Hundreds of recent studies using purpose-designed psychological tools like the false-belief task have indicated children develop an understanding of others' perspective between the age of four and five years. But observation of children in a natural setting betrays an emotional precocity not tapped into by these tests. Children change rapidly from 18 to 36 months: they start teasing, deceiving, comforting and, perhaps most importantly, sharing in pretend fantasies – all of which points to a developing understanding of other people's feelings and perspective.

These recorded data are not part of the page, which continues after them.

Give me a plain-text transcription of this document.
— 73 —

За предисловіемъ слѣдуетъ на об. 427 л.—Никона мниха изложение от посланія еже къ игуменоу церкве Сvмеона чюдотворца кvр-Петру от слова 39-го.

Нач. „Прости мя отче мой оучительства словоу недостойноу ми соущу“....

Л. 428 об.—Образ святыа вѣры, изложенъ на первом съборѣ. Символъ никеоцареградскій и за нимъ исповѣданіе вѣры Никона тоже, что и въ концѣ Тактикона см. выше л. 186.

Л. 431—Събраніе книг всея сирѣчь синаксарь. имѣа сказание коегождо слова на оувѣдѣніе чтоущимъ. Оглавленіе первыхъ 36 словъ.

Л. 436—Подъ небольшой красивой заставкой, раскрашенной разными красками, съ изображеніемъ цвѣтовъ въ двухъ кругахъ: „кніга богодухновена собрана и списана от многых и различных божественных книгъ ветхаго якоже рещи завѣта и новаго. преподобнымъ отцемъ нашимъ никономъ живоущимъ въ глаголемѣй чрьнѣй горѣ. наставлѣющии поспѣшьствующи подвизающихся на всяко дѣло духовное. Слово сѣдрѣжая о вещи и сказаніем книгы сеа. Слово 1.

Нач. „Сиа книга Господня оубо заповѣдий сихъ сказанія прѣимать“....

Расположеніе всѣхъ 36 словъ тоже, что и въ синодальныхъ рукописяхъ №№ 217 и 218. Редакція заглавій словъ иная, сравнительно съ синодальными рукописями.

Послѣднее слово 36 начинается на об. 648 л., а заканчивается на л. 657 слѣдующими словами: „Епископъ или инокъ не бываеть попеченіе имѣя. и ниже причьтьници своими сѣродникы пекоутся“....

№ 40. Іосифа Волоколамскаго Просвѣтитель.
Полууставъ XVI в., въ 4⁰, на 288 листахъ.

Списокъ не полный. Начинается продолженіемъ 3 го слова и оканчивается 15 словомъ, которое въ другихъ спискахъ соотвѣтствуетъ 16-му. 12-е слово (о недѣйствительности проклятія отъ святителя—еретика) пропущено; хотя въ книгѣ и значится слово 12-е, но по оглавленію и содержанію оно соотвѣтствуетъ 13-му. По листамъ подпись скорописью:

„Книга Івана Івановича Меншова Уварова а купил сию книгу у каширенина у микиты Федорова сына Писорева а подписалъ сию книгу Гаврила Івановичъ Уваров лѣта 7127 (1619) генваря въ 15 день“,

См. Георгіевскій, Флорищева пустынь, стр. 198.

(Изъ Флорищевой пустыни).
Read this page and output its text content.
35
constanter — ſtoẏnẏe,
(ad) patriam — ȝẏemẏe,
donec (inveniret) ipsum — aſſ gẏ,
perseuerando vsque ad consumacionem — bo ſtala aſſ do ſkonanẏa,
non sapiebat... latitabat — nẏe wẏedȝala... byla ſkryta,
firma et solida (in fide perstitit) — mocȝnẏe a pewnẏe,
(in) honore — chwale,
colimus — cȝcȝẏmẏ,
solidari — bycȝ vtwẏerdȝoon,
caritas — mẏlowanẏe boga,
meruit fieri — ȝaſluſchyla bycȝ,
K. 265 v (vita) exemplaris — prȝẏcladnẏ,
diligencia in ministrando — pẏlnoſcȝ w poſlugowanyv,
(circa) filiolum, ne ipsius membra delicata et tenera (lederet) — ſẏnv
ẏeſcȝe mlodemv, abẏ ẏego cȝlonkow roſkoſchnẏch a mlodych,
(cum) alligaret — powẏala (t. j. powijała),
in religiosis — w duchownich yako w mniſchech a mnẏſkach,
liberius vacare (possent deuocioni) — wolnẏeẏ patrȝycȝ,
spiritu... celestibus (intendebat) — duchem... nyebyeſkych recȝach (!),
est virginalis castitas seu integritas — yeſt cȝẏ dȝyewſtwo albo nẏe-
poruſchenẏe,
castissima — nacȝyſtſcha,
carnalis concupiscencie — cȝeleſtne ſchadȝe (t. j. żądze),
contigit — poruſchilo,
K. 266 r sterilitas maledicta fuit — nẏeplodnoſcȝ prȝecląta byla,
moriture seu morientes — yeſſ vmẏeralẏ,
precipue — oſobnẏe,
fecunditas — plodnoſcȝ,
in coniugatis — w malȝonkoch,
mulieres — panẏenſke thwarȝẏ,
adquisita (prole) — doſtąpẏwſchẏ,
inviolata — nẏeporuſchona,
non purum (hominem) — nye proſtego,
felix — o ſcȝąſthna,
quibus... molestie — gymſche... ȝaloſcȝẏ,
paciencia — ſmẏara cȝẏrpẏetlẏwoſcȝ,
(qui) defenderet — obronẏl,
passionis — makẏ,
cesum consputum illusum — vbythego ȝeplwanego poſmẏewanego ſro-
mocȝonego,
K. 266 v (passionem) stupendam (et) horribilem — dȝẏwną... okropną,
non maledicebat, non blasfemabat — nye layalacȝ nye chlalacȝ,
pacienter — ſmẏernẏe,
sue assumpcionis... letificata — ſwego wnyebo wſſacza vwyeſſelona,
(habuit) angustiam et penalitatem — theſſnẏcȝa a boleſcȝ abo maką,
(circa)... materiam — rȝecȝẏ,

Indeed, naturalistic research has shown a measurable increase in young children's preoccupation with other people's feelings, so that whereas two-year-olds ask questions mostly about where people are or what they're doing, by three years, most of their questions are about people's inner states. Other work shows children talk appropriately about emotional states like happiness and fear, months earlier than they talk appropriately about cognitive states like remembering or knowing. This makes sense, because theirs is an emotionally-charged world – findings show that 21 per cent of their interactions with a sibling, and 11 per cent with their mother, are characterised by intense emotion.
Professor Dunn's work has also shed light on how a child's family environment predicts their later emotional awareness. A longitudinal study in Pennsylvania showed that having a cooperative relationship with a sibling, or a sibling and mother in relationship conflict, or a family that talks a lot about feelings, all predict a child's subsequent success at the false-belief task. Moreover, the amount of shared pretend play a child engages in, predicts how much they will talk about thoughts and feelings. Other work shows children use their understanding of the mind differently in different relationships – they might appear emotionally precocious with a sibling but naive with their mother. Sadly, when this kind of fertile emotional environment is lacking, things go wrong: Romanian orphans rescued after the age of six months have later problems making friends and rarely talk about feelings.     CJ
o Next year's lecture will be given by Professor Miles Hewstone.